📌 Join the BPCrew Chapter in your city and meet up with more Yankees fans! 👉 CLICK HERE
NEW YORK, NY - MAY 06: Starlin Castro #14 and Didi Gregorius #18 of the New York Yankees high fives teammates after they defeated the Boston Red Sox 3-2 during a game at Yankee Stadium on May 6, 2016 in the Bronx borough of New York City. (Photo by Rich Schultz/Getty Images)

Joey Gallo trade would make new-look infield gorgeous

No matter how you feel about the Yankees current roster, I think we’d all have to agree that all moves to make the Major League lineup trend younger have, thus far, been relatively successful.

We love Didi Gregorius. He’s a cog and he’s learning on the job every single day. He was a Major League citizen when he arrived, and now his bat against lefties is almost as potent as his disarming smile.

Starlin Castro, too. He’s young, and he’s very clearly a player that should still be here several years from now. Adam Warren is great. He’s not a dynamic middle infielder with an underrated power bat. The middle infield was a dinosaur graveyard only two years ago, and now it looks like a preschool in comparison.

Mark Teixeira’s glovework will be eternally missed when he inevitably vacates his entrenched position in the Bronx, but his looping, ever-slowing swing will unfortunately not be. Greg Bird showed us last year he’s got big league gumption and the quick-twitch bat agility to make the ball jump.

So that’s the young infield! Fixed.

Oh, wait. Brian McCann’s behind the plate, sloping into his mid-30s. And Chase Headley’s at third, grappling with the Mendoza line and triple-clutching every time he’s got to make an important throw.

Neither player is without his benefits. But when this team is great again, it’s hard to see either of them being a major part of things.

Enter ESPN Insider Buster Olney’s latest tidbit.

In his Yankees-centric column last week, Olney floated a trade idea I’d never even considered, and now I can’t get it out of my brain: a package centered around McCann to the Texas Rangers for slugging third baseman Joey Gallo. Color me beyond intrigued.

Gallo, by all accounts, has the best raw power in the minor leagues. His big league cameo in 2015 impressed adequately, and makes him feel older than he actually is: 22. Even if his plate discipline never improves, it really feels like he’s Chris Davis. At the very least. He might outgrow third base, sure. But he hit 40 homers in 111 games in 2013 as a 19-year-old. 42 in 2014. He’s an undeniable otherworldly talent who just quite frankly offers the maximum amount more than Chase Headley does.

Brian McCann’s been a great Yankee, and I don’t want to hear otherwise. He’s lived up to his contract in all aspects. But it’s quite frankly rude to Gary Sanchez to continue to ignore his contributions. He’s still young. But as I’m sure you’ve heard before, age does nothing but increase over time.

Without trading McCann, what does an ideal 2017 look like? Sanchez and McCann splitting catching reps, McCann and Bird sharing first base like the last slice? What sense does that make? Roster construction-wise, it’s fairly nonsensical. Injuries happen. Always. But to plan for injuries and assume that’ll solve every logjam doesn’t seem prudent.

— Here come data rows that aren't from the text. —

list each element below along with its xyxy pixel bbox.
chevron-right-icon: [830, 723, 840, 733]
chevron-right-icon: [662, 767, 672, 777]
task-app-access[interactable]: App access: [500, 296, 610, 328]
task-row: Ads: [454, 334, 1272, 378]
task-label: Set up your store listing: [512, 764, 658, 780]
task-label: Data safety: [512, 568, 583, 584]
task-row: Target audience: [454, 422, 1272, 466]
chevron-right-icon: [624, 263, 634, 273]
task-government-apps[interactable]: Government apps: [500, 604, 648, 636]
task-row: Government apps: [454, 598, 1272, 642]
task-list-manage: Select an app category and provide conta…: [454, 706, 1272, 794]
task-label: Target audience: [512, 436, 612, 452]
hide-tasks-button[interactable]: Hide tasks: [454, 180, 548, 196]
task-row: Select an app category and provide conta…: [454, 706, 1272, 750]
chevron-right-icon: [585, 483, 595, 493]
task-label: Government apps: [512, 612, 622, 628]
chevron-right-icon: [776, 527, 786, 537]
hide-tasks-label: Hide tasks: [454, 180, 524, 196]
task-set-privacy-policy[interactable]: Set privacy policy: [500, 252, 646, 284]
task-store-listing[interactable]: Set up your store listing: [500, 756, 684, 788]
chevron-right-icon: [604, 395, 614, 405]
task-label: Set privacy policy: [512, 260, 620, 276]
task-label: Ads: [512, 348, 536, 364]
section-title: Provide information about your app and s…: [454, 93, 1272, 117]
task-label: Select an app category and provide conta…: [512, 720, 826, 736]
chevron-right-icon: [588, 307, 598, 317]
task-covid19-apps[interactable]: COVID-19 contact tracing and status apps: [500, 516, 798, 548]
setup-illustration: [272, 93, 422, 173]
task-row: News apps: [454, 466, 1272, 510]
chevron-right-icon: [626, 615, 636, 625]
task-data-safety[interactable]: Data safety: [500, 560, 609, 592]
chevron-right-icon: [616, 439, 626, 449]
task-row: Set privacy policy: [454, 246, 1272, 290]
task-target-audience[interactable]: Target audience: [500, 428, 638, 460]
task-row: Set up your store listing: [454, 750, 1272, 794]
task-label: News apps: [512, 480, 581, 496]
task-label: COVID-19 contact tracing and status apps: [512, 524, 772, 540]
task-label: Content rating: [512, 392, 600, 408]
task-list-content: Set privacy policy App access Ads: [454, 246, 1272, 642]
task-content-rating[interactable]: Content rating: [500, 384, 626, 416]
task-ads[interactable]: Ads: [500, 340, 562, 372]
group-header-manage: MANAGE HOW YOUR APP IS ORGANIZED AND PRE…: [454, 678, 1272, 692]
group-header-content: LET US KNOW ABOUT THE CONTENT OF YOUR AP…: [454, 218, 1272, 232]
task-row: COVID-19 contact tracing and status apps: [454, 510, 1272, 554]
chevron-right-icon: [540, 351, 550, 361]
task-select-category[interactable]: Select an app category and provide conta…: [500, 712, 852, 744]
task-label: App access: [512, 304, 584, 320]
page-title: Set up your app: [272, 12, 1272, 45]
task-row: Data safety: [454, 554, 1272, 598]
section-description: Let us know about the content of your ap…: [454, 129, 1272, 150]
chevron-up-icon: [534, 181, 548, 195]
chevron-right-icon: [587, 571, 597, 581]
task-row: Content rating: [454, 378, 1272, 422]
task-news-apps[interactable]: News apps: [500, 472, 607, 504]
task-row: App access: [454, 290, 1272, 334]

I’m a huge Brian McCann fan. When the Yankees inked his contract, I fist pumped through the streets of Stamford, Connecticut. It felt like a changing of the guard, the first time in a long time the Yanks had signed someone who I’d always felt was meant to be a Red Sox. Steady, dependable, fiery, and you never wanted to see him at the plate as an opponent even if he’d been mired in a month-long slump, because he just knew how to hit.

But where’s his place going forward? He’d be an ideal catcher for the Rangers, a team with a massive hole where a steady presence should be. Chase Headley got paid. That already happened. If the Yanks acquire Gallo, both parties will simply have to take their medicine.

Didi, Starlin, Bird, Gallo, Sanchez. It doesn’t have to work out this way. It might not. Rarely does it ever. But on paper, you don’t have to be an ESPN Insider to see the appeal.